… después de la llamada de Ángeles me fui a Escaleritas a terminar una ruta que me quedaba para luego continuar con otras.
Además de la gente desconfiada, los malos olores, la basura por las calles, apenas podía distinguir lo que me decían, a muchas personas les costaba hablar, decían sonidos inteligibles sin mostrarse extrañados por eso, como si me dieran una charla acerca de lo caro que está todo desde la llegada del euro, con la mayor naturalidad me hablaban con palabras sueltas.

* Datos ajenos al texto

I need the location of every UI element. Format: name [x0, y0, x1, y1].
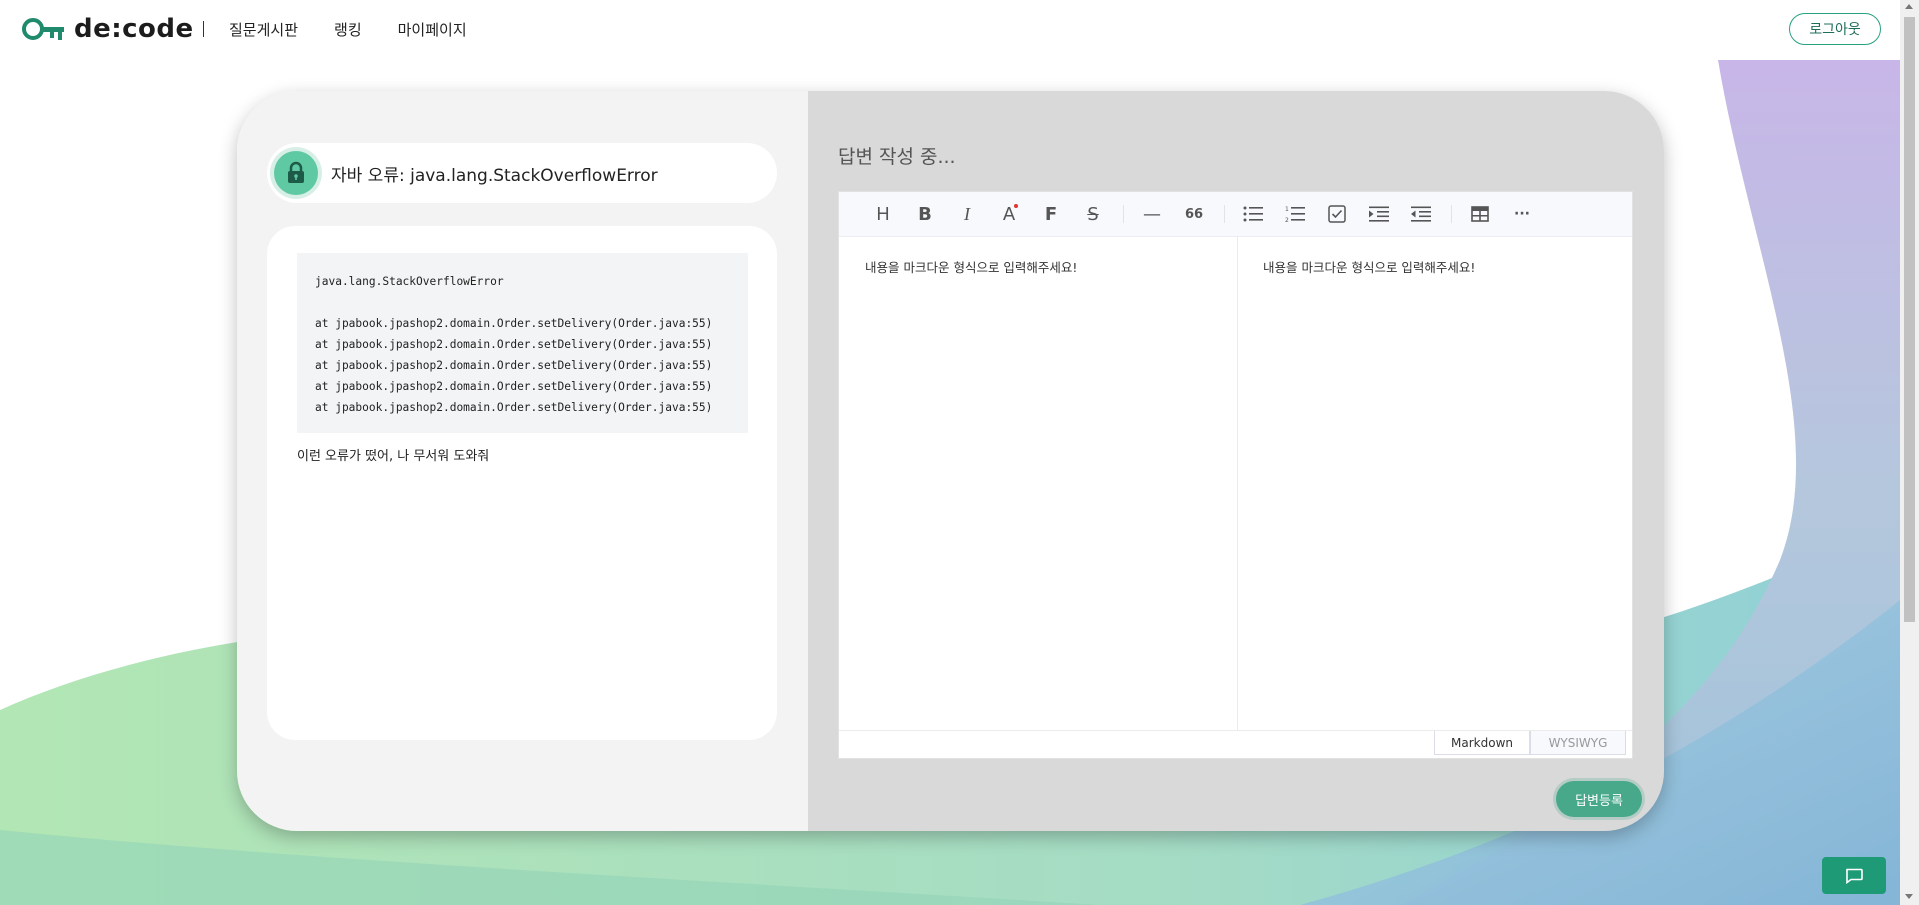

Me encontraba realmente cansado, como si una losa enorme pesara sobre mi espalda, el sueño me había dejado inquieto, los humores que la ciudad desprendía se extendían como gases tóxicos invisibles afectando mi estado de ánimo, el de todos.

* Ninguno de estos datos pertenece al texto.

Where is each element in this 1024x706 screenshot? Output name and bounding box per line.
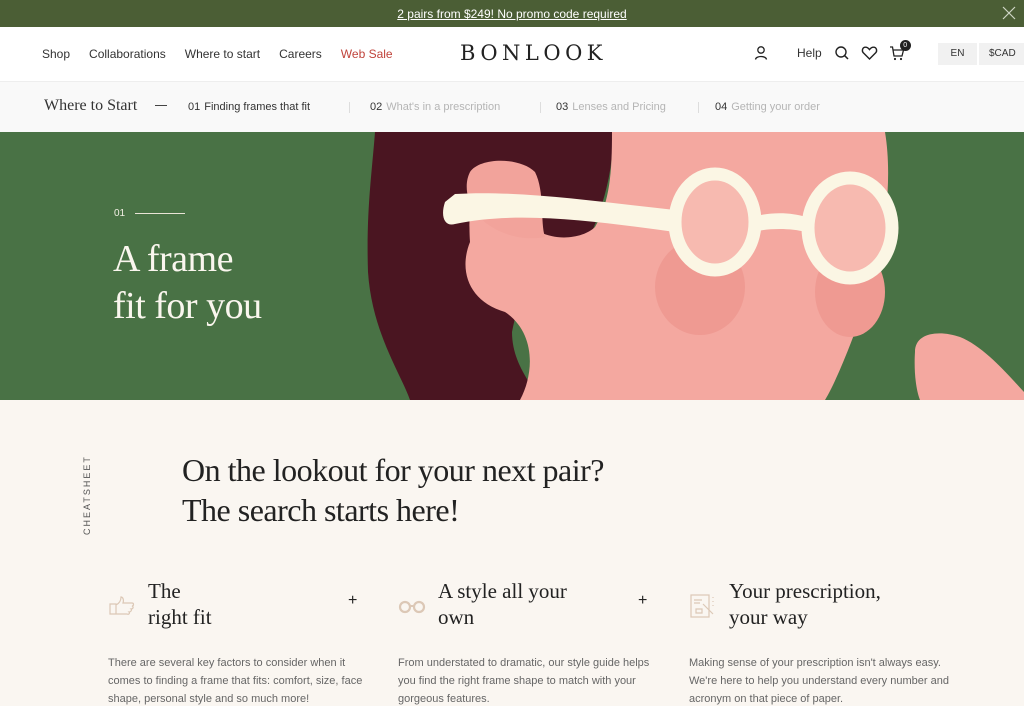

Todo tiene un extraño color gris, como si el cielo se hubiese confabulado para darle un aspecto aún más tétrico a la ciudad enferma.
La enfermedad, la tristeza, la melancolía, el odio, no distingue clases sociales, ricos, pobres, todos estábamos siendo víctimas de lo que habíamos hecho a la tierra y nos devolvía.
Los lazos que unen a las personas se estaban quebrando aún más por el suelo que pisábamos.
Pocas encuestas pude hacer a pesar de la hora que era del día, el cielo se volvía cada vez más gris e incluso las farolas de la ciudad se encendieron, una fina lluvia comenzó a empaparlo todo.
Me encontraba con el cuerpo pesado, dolor de cabeza, constipado, tenía la sensación de que el cuerpo me pesaba el doble, como si tuviese de repente un «ataque de obesidad».
La mano izquierda, – que miro en este momento con extrañeza – me dolía horrores.
Tuve que ir a sentarme a una plaza, la de los Hermanos Millares, e intentar serenarme, la cabeza parecía que me iba a explotar.
Algunas personas se asomaron en ventanas para mirarme extrañados y comenzaron a señalarme gritando algo que por mucho que lo intentaba no conseguía entender.
Primero uno, riéndose como si le fuese la vida en ello.
El siguiente, balbuceando, cayéndole babas me señalaba y se unía a las risas.
Esta vez me estaba afectando todo aún más, me encontraba debilitado, creo que adelgacé en estos días algunos kilos.
Más ventanas se abrían con violencia, palabras inconexas, risas y señalando hacia mí.
– ¿Qué coño les pasa a todos? Les grité con furia. – ¿Qué diablos quieren?
– Emmes, jajajajajaaj, mamá, muerrrrrrrrte, margen.
Desde otra ventana de al lado un hombre con cara de atontado, cayéndole una baba abundante balbuceaba pidiendo una ayuda al cielo, agitando los brazos como si no le hicieran caso ninguno de los dioses en los que creía.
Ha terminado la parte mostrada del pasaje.